La doctora Maritza, la nieta del Doctor Billín, salió corriendo del consultorio, y Simeón, su asistente, levantó el cuerpo inerte de Raúl del seco suelo de tierra en la raíz del framboyán. La mirada de ambos al embustero fue de desprecio e irritación, hasta a mí me dio vergüenza. Desaparecieron entre la multitud y se podía ver pintado en el suelo el cuerpo de Raúl, como en las películas de detectives. 

- Déjeme decirle algo Señor Farsante, - dijo Don Cola, el viejo campesino que tenía el puesto de verduras frente a la clínica de Maritza, muchos pensaban que ni sabía hablar, - quizás en estos labrantíos no tenemos la capacidad de ver a través de sus pantallas de espejismos y sortilegios, nos dejamos enredar fácilmente con discursos sublimes, pero tenemos necesidades reales que no las van a resolver sus mágicos brebajes de otros mundos.
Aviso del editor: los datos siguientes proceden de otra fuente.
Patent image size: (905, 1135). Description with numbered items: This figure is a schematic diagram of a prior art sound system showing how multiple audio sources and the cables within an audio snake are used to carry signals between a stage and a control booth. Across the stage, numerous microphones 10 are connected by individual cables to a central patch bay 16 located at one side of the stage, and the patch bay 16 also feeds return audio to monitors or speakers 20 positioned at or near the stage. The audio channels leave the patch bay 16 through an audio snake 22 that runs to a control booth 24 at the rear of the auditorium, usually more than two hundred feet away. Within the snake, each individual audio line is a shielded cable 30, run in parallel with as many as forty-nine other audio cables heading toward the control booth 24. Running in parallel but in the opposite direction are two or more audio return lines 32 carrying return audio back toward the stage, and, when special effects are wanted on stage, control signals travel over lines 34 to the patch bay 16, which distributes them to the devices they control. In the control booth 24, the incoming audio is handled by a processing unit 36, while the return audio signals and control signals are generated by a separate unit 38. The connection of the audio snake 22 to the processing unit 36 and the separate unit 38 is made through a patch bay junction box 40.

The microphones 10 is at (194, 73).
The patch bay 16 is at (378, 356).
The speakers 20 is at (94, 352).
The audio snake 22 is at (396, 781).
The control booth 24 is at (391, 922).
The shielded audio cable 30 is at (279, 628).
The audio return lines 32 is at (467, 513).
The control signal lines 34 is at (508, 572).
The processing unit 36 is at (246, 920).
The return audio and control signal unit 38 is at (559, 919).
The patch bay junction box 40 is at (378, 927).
Aquí necesitamos remedios inmediatos a problemas serios, cada niño es una promesa de bienestar para este campito, y si sus remedios no vienen a solucionar nuestros problemas, váyase y no retorne, que ya de embaucadores estamos cansados.

La gente fue alejándose, cabizbajas, de la entrada del callejón, los niños fueron bajándose uno por uno del framboyán, y yo me quedé parado recostado del tronco del árbol observando al comerciante caminar en silencio hacia su auto de vívidos colores. Sentada en el vehículo, rumiando una goma de mascar y pintándose las uñas de los pies, estaba una hermosa mujer pelirroja, con unas gafas oscuras usadas como cintillo. Su risa era casi burlona, la escuche decirle en voz baja, dividiendo cada palabra, como si él fuera un niño;

- Hace cuatro años que vengo diciéndote que ya en estos campos no viven indios.

Yo me sonreí solito, tratando de no hacer ruido, entré mis manos en los bolsillos de mis pantaloncitos cortos, y pensé que no podía dejar que Raúl se subiera tan alto en el framboyán cuando viniera a deleitarnos el próximo Vendedor de Ilusiones.